Aku takut untuk mengetahui kenyataan
yang ada, walau tatapan mata itu, seruan kelu bibirmu, dan janji manismu
hanyalah dongeng yang enggan menyentuh cerita akhir. Aku tahu hari-hari
bergulir begitu jahat, hingga sentuhanmu yang sebenarnya lembut terasa begitu
kasar oleh indraku. Tak ada kebahagiaan yang mengamit relungku, ketika kulitmu
bersentuhan dengan kulitku. Tak ada senyuman, hanya ada tatapan heran.
Kenapa harus aku?
Sungguh, aku sempat memercayai
retorika yang melekat dalam pertemuan kita. Jiwaku mengalir bersama kehadiranmu
yang perlahan-lahan mengisi lalu meluap. Ada decak bahagia kala itu. Ketika
kepolosan wajahmu memunculkan perhatianku. Ada kejujuran yang mengatur setiap
pertemuan kita. Sungguh tak ada rekayasa. Sungguh tak ada kebohongan.
Tapi, mengapa sekarang semua terasa
berbeda?
Namun, seiring berjalannya waktu,
entah mengapa kau telah mengubah diriku menjadi seseorang yang bahkan tidak
kukenal. Bahkan perasaanku seakan kau pasangi sensor pengatur, agar aku bisa
kau sakiti, agar aku bisa kau lukai. Kejujuran itu berubah menjadi rasa sakit
yang lukanya tak terjamah olehmu.

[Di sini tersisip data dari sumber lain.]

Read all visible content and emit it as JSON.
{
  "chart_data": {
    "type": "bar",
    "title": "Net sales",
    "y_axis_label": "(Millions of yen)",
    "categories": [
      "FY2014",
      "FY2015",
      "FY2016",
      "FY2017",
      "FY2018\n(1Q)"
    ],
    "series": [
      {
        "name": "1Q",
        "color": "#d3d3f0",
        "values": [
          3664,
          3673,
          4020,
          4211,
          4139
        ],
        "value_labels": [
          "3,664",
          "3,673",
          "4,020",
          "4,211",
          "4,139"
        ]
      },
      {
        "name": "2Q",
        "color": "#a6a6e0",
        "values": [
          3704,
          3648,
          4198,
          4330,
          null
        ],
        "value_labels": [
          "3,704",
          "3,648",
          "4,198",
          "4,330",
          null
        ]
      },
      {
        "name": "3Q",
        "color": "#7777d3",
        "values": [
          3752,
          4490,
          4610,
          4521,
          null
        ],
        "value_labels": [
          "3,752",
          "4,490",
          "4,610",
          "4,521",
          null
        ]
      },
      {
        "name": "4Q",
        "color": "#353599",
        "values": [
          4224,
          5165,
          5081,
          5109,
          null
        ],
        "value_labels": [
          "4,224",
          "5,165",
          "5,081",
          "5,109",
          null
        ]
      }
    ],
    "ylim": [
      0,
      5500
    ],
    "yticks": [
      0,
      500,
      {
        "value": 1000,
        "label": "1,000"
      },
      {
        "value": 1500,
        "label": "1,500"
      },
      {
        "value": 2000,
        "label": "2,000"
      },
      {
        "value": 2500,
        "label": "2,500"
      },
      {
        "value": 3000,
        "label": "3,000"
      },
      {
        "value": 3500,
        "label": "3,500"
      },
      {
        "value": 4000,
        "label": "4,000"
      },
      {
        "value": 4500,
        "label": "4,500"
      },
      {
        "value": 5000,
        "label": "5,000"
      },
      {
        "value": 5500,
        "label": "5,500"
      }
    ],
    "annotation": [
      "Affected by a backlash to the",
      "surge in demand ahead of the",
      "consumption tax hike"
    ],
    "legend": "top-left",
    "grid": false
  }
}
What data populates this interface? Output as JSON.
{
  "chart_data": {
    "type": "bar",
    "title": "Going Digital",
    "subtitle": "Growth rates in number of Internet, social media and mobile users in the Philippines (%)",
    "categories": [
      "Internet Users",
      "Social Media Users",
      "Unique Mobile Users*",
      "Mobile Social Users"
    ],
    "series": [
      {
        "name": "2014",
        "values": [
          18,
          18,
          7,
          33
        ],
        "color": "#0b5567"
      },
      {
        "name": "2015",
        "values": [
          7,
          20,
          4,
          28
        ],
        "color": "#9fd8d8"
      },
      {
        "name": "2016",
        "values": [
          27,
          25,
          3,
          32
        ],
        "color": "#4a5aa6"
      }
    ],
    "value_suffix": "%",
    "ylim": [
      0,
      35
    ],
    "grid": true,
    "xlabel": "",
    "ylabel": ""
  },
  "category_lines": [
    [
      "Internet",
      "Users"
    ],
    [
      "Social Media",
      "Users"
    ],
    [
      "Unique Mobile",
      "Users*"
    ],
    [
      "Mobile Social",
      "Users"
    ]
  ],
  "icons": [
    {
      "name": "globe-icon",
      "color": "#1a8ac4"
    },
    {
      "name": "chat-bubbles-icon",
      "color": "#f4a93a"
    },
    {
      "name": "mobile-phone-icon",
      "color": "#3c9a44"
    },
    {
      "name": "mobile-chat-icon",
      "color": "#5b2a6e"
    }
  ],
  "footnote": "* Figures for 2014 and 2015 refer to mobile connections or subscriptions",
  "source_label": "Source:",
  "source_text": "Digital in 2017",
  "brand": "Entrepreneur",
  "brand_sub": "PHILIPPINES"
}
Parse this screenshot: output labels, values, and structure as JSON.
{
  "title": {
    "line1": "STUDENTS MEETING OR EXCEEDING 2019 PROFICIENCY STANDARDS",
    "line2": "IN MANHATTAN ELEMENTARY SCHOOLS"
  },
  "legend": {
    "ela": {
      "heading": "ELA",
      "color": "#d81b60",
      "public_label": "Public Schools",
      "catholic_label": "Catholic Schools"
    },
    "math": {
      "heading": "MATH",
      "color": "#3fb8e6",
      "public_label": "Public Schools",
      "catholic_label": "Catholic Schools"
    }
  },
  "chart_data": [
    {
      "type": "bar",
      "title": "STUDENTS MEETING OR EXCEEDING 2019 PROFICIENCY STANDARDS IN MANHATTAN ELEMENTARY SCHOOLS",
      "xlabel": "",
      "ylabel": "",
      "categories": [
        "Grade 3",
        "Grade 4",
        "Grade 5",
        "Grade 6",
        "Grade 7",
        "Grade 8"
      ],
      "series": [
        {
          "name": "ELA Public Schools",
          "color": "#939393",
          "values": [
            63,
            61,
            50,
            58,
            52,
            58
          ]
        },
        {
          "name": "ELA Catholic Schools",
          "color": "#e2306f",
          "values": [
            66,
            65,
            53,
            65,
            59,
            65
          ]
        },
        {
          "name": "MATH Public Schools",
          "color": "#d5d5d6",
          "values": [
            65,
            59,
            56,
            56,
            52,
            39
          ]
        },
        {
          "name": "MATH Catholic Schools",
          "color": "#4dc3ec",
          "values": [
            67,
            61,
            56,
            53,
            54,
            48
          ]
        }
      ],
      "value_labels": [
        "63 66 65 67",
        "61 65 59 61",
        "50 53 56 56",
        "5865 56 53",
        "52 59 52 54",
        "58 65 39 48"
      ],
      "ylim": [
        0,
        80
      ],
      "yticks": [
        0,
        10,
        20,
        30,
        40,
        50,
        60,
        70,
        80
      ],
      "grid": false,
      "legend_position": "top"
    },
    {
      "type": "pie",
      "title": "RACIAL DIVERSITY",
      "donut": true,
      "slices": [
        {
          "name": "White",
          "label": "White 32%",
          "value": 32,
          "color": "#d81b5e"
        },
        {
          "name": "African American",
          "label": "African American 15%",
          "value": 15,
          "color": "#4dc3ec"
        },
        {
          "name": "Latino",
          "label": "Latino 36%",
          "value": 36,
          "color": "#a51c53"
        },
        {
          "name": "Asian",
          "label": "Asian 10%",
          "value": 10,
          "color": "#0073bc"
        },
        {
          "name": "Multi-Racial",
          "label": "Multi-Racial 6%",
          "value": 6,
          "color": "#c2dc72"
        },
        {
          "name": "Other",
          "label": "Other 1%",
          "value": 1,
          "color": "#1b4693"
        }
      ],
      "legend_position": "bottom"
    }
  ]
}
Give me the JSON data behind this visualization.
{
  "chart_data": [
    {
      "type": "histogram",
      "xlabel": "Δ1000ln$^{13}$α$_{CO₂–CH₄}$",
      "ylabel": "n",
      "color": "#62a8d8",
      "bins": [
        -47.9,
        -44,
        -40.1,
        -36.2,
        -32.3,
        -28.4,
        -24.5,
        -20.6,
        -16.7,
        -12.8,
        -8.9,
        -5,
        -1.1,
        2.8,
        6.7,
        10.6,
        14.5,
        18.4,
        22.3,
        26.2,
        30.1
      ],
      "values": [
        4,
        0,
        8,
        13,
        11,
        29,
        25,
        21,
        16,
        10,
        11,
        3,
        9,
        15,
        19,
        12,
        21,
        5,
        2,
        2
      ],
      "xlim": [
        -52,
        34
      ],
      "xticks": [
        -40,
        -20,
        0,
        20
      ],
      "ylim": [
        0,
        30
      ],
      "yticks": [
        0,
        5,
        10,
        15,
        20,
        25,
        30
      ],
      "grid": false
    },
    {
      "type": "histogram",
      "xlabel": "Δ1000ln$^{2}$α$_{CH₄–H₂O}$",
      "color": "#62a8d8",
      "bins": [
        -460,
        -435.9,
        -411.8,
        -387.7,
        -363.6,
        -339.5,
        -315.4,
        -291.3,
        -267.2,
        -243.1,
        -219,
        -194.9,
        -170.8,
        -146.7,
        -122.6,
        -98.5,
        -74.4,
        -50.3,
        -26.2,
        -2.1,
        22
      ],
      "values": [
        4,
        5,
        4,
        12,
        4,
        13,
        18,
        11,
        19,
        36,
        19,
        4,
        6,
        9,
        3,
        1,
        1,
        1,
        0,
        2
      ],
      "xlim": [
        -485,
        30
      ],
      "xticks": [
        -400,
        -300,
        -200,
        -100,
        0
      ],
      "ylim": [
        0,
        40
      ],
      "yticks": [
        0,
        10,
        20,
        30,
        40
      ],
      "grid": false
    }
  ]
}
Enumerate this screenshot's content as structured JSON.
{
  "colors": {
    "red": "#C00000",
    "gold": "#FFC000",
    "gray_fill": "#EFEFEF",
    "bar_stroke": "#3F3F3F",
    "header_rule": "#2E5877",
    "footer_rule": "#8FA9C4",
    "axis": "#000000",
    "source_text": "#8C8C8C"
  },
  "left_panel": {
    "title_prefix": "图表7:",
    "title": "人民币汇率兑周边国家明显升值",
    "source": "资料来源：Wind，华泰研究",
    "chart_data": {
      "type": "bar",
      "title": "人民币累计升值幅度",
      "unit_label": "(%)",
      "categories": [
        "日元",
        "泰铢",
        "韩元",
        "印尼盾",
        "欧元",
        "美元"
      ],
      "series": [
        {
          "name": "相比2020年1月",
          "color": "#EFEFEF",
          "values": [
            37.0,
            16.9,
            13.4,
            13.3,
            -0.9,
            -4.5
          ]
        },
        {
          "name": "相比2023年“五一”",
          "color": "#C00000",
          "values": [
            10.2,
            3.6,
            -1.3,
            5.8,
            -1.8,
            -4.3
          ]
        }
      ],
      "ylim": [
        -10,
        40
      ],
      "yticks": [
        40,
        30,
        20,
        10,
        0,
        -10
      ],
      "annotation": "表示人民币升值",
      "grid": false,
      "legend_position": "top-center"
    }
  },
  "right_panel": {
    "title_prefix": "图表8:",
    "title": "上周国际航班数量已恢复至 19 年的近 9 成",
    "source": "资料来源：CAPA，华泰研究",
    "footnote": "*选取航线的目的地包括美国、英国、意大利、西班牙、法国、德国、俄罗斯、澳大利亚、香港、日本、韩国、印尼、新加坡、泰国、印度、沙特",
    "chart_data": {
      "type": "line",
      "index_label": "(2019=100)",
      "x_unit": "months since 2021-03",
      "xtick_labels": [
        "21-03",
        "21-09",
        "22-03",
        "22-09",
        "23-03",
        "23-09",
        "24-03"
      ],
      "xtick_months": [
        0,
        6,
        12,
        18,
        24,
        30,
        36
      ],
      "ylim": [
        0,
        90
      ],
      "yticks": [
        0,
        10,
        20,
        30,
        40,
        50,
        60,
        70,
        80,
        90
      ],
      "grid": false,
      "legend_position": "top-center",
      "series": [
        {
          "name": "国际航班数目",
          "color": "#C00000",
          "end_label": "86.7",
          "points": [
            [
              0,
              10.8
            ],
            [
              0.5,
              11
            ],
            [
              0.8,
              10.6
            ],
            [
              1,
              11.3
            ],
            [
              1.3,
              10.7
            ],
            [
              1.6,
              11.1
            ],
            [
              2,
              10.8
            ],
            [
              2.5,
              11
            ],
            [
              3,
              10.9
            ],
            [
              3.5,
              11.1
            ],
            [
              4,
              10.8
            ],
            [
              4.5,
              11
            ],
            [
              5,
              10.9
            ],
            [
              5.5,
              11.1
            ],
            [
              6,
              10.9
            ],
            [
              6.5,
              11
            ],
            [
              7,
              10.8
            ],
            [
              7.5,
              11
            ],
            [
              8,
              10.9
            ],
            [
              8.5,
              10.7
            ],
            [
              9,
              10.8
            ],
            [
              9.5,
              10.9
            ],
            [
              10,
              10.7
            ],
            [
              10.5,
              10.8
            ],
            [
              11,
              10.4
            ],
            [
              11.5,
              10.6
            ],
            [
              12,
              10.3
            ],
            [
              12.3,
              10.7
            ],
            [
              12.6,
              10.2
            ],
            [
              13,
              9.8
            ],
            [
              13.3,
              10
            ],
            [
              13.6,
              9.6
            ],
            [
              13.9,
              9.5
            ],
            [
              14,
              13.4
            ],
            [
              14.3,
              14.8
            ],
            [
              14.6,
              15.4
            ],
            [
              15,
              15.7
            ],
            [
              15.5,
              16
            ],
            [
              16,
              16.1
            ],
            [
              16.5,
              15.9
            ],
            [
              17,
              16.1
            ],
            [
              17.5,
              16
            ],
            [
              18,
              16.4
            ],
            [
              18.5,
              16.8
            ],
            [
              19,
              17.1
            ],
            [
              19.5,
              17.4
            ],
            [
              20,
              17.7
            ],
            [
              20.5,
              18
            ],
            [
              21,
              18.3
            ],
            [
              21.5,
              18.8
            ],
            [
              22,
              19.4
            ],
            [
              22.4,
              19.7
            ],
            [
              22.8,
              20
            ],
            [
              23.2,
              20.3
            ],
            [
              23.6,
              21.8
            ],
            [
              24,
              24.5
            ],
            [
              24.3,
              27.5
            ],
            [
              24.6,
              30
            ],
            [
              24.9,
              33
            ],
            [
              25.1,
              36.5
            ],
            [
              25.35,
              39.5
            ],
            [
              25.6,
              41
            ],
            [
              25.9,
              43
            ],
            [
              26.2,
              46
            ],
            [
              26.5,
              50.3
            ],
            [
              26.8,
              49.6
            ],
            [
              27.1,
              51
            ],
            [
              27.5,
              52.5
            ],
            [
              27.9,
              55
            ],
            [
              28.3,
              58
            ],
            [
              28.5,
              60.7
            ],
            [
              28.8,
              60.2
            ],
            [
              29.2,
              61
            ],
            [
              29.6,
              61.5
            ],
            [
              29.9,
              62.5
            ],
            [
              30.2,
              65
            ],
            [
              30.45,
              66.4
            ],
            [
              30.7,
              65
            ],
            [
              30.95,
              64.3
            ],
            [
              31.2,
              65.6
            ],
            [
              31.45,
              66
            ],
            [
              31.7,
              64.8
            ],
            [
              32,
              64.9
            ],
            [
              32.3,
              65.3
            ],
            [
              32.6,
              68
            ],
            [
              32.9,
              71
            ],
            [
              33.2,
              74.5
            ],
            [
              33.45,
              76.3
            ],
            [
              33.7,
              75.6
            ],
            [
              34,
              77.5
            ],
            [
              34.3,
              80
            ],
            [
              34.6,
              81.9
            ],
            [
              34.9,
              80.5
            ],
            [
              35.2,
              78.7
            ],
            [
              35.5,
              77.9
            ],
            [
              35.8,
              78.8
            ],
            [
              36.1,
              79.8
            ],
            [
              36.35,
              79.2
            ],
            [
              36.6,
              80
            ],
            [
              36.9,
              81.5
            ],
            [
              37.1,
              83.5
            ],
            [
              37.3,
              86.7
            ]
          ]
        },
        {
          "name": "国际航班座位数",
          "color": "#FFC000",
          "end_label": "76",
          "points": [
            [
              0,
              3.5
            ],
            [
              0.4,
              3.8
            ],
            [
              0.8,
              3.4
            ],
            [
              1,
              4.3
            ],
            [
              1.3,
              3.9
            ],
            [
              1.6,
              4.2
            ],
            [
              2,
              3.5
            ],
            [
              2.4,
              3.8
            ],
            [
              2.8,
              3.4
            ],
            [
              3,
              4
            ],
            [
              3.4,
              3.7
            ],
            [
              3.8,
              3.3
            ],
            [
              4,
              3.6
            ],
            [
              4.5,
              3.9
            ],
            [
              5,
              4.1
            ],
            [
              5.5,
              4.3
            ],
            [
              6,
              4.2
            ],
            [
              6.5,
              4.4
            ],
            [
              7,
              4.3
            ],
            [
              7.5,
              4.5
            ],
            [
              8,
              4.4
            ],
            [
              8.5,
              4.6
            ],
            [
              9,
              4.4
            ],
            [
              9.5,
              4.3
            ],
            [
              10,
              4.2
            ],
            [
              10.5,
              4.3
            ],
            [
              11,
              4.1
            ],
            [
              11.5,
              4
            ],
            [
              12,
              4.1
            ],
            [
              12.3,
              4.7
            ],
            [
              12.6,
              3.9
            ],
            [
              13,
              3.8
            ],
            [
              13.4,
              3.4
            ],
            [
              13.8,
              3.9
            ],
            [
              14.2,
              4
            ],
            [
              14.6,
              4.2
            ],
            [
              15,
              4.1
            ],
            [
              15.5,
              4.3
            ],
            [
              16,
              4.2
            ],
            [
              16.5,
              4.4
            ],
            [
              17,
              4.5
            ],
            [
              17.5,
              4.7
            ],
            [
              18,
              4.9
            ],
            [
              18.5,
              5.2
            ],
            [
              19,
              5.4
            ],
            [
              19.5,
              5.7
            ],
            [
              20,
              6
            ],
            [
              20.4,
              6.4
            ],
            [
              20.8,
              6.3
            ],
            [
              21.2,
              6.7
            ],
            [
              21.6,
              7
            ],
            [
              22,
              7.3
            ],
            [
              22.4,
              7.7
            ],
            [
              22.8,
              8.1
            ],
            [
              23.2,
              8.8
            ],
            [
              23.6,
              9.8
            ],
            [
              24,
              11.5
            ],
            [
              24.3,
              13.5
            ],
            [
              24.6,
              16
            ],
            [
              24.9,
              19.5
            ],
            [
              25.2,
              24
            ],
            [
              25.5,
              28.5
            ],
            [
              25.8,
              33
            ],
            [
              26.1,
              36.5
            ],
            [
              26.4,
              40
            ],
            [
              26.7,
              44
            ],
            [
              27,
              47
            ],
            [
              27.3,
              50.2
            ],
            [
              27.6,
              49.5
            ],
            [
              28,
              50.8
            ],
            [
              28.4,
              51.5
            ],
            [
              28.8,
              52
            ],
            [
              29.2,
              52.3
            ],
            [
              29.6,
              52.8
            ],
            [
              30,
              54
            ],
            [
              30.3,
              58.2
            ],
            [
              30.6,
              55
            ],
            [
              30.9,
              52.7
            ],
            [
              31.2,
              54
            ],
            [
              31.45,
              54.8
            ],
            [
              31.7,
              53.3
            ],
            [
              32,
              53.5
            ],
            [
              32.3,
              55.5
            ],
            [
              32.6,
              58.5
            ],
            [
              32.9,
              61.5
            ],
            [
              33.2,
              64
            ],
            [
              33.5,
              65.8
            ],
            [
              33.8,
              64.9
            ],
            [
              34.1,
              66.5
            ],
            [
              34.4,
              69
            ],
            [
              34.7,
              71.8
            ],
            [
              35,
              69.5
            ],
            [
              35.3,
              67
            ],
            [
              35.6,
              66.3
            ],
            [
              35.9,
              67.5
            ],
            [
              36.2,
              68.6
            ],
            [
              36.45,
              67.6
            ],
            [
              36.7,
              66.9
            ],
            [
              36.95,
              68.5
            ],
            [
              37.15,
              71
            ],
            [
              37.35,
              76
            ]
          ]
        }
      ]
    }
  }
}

Kebahagiaan awal pertemuan kita seakan-akan
telah hilang dan takkan pernah terulang.
Mengapa harus aku? Lagi dan lagi.
Rasanya aku tak berdaya ketika
tanganmu membekas merah di pipiku. Seperti lidahku di gondol kucing, ketika
amarahmu memecahkan beberapa piring. Aku terdiam saat kebencianmu menghambur
lewat bibirmu. Aku seperti patung yang bahkan tak mampu menggerakan tubuhnya.
Aku hanya merindukan kamu yang dulu. Dan... kenyataan pahit yang harus
kuterima, bahwa dirimu yang dulu tak akan pernah kembali.
Kebohonganmu, terlihat biasa di
mataku. Arogansimu adalah makanan sehari-hariku. Kau latih aku menjadi wanita
buta rasa, yang bahkan tak bisa membandingkan mana luka dan mana bahagia. Tak
ada bahagia dalam semestamu, tapi entah mengapa aku tak dapat lepas dari jerat
itu. Aku terlampau lumrah dengan arogansimu. Aku terlalu menganggap sederhana
tamparan dan makianmu itu.
Aku terlalu sering disakiti, mungkin
itulah sebabnya perasaanku mati. Bahkan aku hanya mampu berdiam diri,
ketika kutahu kau telah membagi hati, untuk seseorang (yang menurutmu) lebih
baik dariku.
Betapapun kamu tak mengerti, bahwa
aku membunuh diriku sendiri hanya untuk membuatmu hidup dan bernapas.